Leia voto do ministro Joaquim Barbosa sobre interrupção de gravidez

Tenho que tal circunstância, seja ela verdadeira ou falsa (o que não se pode inferir do material existente nos autos), é irrelevante para fins de impetração do habeas corpus. Isso porque a legitimação para impetrar o writ deve ser interpretada de forma ampla, sem que as tradicionais condições da ação obstaculizem a efetividade da tutela do direito de ir e vir.

Conheço, portanto, da impetração.

Superada a questão preliminar, antes mesmo de discutir o tema do aborto de feto com vida extra-uterina inviável, tenho que o acórdão prolatado pela Quinta Turma do Superior Tribunal de Justiça é nulo.

Abro aqui um pequeno parêntese para mais vez tentar deixar explícita a forma como tramitou a apelação interposta pela paciente ao Tribunal de Justiça carioca. Parece-me evidente que nenhuma dessas peripécias processuais exóticas teriam ocorrido se estivéssemos diante de questão desprovida de paixões, de convicções filosóficas, morais e políticas arraigadas.

Pois bem. Ao receber o recurso de apelação da paciente, a desembargadora relatora deferiu a liminar, autorizando a paciente a realizar o aborto.

Inconformados com a decisão monocrática, CARLOS BRAZIL e PAULO SILVEIRA MARTINS LEÃO JÚNIOR, advogados, estranhos ao processo, interpuseram agravo regimental, mesmo sendo partes ilegítimas e não tendo qualquer interesse jurídico na demanda, e apenas invocando o direito constitucional de petição e o art. 5º, XXXV, da Constituição. O presidente da Câmara Criminal do Tribunal de Justiça conheceu do recurso e, violando o princípio do juiz natural, cassou liminarmente a decisão da desembargadora relatora da apelação.
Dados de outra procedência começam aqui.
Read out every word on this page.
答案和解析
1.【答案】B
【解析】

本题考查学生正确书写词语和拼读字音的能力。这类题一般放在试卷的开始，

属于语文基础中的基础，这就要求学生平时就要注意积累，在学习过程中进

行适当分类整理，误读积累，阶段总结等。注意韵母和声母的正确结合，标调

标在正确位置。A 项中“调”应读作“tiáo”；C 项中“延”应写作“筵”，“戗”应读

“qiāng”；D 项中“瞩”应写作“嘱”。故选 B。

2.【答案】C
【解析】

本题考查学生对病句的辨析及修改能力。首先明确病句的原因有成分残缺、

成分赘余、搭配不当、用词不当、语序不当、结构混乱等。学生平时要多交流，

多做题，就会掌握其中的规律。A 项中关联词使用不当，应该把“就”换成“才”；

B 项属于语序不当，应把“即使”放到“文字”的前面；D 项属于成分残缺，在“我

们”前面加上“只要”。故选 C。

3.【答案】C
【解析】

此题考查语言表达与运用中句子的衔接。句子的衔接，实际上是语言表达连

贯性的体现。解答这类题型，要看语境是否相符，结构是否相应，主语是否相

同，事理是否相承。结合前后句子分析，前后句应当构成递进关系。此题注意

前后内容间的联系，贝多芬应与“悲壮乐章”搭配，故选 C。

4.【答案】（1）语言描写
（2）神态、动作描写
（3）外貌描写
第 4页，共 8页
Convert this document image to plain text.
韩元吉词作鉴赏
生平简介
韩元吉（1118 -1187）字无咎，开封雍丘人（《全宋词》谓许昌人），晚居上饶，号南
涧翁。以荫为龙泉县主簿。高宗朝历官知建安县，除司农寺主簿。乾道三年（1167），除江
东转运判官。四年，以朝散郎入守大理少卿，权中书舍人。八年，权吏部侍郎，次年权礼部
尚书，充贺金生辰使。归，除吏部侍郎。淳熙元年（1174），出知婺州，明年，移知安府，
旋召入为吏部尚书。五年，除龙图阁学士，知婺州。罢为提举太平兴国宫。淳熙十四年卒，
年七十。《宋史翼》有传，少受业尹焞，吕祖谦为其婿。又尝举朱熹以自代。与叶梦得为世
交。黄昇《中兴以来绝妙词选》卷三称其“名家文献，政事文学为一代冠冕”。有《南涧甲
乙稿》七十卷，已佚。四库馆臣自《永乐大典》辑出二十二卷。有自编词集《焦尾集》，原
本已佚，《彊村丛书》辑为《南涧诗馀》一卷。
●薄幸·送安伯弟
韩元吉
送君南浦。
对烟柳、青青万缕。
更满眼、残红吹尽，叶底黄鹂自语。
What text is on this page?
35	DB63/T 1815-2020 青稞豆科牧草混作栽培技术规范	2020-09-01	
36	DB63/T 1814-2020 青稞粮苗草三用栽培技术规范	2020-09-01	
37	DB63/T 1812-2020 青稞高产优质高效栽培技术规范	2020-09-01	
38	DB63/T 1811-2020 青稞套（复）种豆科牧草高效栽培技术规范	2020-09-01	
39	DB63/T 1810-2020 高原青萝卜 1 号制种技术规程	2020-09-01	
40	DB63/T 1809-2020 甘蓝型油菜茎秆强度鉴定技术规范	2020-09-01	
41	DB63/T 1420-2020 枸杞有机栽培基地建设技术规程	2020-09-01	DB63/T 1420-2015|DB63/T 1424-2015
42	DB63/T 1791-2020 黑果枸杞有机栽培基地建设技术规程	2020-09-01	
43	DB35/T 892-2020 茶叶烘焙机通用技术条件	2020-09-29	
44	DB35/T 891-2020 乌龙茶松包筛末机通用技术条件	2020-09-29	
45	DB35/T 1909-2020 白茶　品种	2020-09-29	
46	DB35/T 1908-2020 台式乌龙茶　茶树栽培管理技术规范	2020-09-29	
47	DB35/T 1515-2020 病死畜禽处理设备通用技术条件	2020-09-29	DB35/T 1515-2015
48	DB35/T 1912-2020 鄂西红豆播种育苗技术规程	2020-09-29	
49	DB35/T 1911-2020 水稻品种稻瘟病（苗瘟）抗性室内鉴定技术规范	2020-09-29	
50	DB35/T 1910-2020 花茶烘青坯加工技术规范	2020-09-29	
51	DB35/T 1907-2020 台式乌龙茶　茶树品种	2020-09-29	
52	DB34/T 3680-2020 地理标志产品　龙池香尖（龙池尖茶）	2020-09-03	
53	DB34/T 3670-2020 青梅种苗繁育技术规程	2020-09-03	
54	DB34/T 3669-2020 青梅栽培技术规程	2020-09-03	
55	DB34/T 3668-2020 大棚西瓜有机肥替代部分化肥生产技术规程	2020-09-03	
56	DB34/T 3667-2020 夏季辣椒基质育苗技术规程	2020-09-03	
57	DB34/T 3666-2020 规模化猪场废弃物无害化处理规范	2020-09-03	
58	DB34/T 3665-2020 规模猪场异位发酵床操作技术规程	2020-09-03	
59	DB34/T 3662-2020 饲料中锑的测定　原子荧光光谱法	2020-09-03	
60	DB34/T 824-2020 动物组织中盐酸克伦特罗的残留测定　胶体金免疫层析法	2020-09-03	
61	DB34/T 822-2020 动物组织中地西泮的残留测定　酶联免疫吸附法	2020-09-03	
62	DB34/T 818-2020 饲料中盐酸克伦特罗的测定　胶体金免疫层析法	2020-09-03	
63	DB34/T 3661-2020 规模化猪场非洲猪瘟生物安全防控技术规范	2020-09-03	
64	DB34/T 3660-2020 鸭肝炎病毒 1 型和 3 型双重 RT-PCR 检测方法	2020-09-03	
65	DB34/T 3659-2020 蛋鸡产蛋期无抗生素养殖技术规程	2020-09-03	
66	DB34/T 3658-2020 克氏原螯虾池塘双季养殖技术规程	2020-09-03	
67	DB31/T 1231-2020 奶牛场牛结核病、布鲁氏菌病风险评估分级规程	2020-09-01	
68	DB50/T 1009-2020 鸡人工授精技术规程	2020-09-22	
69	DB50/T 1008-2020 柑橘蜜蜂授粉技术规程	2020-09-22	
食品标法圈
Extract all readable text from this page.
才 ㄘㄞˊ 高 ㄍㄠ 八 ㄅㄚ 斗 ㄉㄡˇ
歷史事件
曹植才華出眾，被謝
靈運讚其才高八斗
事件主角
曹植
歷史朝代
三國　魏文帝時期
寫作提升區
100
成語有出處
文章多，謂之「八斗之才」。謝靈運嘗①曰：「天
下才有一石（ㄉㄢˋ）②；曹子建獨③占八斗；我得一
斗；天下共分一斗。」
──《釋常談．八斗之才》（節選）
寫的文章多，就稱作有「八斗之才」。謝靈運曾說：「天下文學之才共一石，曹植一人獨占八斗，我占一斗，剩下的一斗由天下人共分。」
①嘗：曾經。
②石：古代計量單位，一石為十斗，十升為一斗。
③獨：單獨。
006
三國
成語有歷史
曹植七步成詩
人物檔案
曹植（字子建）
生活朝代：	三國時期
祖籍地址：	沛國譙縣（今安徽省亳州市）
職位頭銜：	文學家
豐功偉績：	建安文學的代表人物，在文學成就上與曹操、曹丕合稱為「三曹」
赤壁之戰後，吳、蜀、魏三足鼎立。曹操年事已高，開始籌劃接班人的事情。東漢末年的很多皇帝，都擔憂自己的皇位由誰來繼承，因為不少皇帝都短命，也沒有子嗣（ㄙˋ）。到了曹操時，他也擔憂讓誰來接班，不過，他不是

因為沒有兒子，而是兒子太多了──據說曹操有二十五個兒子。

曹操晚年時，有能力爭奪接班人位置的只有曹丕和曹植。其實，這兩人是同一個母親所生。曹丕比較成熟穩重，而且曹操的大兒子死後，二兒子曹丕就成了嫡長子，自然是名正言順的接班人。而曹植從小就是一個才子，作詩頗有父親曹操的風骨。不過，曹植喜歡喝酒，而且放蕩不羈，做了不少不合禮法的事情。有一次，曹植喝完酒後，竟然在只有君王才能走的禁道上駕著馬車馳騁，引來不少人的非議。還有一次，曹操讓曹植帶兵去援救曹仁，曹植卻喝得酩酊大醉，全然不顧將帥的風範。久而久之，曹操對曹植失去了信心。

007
Ao final, a Segunda Câmara Criminal do Tribunal de Justiça do Estado do Rio de Janeiro negou provimento ao agravo regimental, confirmando a decisão monocrática da desembargadora relatora.

Destaco, para fins de elucidação desta esdrúxula situação, um trecho do voto da desembargadora quando do julgamento do agravo regimental:

"Sem que a decisão fosse publicada no Diário Oficial, com base em reportagens publicadas em jornais, os agravantes interpuseram este agravo regimental, dirigido à esta relatora, em obediência ao previsto no Regimento Interno deste Tribunal (art. 200 § 2o), requerendo a reconsideração da decisão agravada e, submetida ao Colegiado fosse reformada, invocando o argumento de defesa da vida.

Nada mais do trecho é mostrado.